Paraná teve a menor taxa de recusa familiar para doação de órgãos do Brasil em 2024
Foto: Albari Rosa/Arquivo AEN
O Paraná registrou, em 2024, a menor taxa de recusa familiar para doação de órgãos do Brasil: 28%, contra média nacional de 46%. Foram 854 entrevistas com familiares de potenciais doadores, com 236 recusas.
Segundo o Registro Brasileiro de Transplantes (RBT), outros estados do Sul e Sudeste apresentam índices mais altos, como Rio Grande do Sul (47%), Minas Gerais (42%), São Paulo (40%) e Rio de Janeiro (35%). Tocantins (84%), Amazonas (77%) e Mato Grosso (76%) têm os piores indicadores.
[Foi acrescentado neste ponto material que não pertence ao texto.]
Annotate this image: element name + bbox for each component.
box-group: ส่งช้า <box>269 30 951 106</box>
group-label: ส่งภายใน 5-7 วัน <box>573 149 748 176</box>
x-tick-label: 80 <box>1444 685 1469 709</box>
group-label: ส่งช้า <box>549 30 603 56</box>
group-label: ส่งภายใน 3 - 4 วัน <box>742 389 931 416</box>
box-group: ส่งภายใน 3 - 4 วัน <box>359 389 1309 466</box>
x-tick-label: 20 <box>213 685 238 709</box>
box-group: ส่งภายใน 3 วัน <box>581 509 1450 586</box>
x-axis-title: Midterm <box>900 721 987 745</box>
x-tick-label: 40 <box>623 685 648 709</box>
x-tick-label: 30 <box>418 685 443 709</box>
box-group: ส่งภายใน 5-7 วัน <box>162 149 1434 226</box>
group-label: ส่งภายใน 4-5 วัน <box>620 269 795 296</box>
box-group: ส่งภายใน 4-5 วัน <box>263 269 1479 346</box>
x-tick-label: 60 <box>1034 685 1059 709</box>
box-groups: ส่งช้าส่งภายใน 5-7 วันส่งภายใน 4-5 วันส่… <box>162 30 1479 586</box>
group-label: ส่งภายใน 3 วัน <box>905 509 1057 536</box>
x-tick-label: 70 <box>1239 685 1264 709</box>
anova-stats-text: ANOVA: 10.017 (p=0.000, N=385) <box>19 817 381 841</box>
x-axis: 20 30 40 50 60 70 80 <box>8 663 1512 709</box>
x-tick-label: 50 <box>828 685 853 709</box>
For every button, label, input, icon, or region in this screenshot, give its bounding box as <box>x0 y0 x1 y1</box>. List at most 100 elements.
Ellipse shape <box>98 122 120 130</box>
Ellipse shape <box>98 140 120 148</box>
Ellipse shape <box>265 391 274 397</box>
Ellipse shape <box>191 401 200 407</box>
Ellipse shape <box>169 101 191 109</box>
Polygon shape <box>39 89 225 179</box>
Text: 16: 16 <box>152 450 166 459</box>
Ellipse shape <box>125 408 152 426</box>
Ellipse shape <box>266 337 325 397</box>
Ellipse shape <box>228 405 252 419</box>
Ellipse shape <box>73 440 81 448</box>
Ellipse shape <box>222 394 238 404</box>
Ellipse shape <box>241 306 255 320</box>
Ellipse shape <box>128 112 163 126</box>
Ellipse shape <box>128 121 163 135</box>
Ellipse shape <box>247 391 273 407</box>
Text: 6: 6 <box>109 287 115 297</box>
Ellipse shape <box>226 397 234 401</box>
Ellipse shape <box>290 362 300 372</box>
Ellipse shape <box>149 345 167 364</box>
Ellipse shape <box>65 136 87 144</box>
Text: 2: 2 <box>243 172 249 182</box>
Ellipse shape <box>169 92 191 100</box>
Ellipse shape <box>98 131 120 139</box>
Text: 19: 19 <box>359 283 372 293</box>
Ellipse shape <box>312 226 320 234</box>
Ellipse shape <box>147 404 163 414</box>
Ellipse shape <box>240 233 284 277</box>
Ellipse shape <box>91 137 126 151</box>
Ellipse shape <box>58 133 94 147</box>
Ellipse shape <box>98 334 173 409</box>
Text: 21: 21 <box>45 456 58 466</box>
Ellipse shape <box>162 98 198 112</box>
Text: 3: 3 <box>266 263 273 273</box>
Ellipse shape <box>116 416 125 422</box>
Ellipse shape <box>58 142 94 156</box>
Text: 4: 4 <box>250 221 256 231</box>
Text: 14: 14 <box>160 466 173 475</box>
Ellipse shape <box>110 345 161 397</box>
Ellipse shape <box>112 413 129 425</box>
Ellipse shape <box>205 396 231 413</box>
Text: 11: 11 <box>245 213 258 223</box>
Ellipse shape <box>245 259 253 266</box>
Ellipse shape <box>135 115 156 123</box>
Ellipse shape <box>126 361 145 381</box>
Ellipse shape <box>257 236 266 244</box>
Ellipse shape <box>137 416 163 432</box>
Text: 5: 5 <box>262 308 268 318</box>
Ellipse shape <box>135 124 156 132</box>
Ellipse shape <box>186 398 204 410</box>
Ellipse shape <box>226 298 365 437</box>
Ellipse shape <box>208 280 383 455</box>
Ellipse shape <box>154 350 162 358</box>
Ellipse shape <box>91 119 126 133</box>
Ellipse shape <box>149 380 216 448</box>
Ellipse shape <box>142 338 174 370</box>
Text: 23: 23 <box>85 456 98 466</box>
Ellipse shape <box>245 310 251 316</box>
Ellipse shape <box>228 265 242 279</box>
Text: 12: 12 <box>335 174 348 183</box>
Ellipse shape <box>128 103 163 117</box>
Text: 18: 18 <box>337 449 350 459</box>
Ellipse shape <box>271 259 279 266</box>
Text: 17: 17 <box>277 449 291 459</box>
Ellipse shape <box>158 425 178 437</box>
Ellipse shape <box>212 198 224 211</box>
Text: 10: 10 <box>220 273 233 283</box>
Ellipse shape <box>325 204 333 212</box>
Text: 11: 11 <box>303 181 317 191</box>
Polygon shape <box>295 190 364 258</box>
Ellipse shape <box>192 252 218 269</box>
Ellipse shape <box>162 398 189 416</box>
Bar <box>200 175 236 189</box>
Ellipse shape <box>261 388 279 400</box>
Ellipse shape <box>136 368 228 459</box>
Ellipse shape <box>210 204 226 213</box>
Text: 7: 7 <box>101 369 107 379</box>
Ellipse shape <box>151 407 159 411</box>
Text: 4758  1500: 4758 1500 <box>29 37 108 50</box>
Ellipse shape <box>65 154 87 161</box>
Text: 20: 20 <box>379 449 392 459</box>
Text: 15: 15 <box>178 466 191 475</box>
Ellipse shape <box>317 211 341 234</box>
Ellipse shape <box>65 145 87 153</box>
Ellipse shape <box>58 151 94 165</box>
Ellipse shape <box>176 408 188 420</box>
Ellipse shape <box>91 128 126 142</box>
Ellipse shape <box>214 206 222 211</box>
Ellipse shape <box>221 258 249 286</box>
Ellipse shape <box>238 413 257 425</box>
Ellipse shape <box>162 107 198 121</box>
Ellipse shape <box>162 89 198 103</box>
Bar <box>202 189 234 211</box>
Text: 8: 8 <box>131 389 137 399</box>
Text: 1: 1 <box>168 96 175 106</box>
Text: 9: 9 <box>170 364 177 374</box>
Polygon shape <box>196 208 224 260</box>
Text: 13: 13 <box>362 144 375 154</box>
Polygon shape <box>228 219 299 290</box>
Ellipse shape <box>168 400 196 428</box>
Dados de 2025 confirmam tendência
De janeiro a junho de 2025, a taxa de recusa no Paraná ficou em 31%, ainda abaixo da média nacional de 45%. No mesmo período, São Paulo registrou 39% e o Rio Grande do Sul 47%.
Estrutura hospitalar e equipes especializadas
O estado conta com 70 Comissões Intra-Hospitalares de Doação de Órgãos e Tecidos (CIHDOTT), reunindo mais de 700 profissionais, entre médicos, enfermeiros, psicólogos e assistentes sociais. As equipes são responsáveis por identificar potenciais doadores, acolher as famílias e organizar o processo de captação de órgãos em parceria com a Central Estadual de Transplantes.
Autoridades destacam protagonismo
De acordo com o secretário estadual da Saúde, Beto Preto, a atuação das comissões é decisiva para o resultado. “A taxa de autorização familiar é o principal indicador da efetividade do processo de doação. O Paraná é destaque nacional graças ao trabalho conjunto, à dedicação das equipes e à solidariedade das famílias”, afirmou.
Setembro Verde incentiva conscientização
O mês de setembro é dedicado à conscientização sobre a doação de órgãos, com campanhas em todo o País. Instituído pela Lei Federal nº 11.584/2007, o Dia Nacional da Doação de Órgãos é celebrado em 27 de setembro.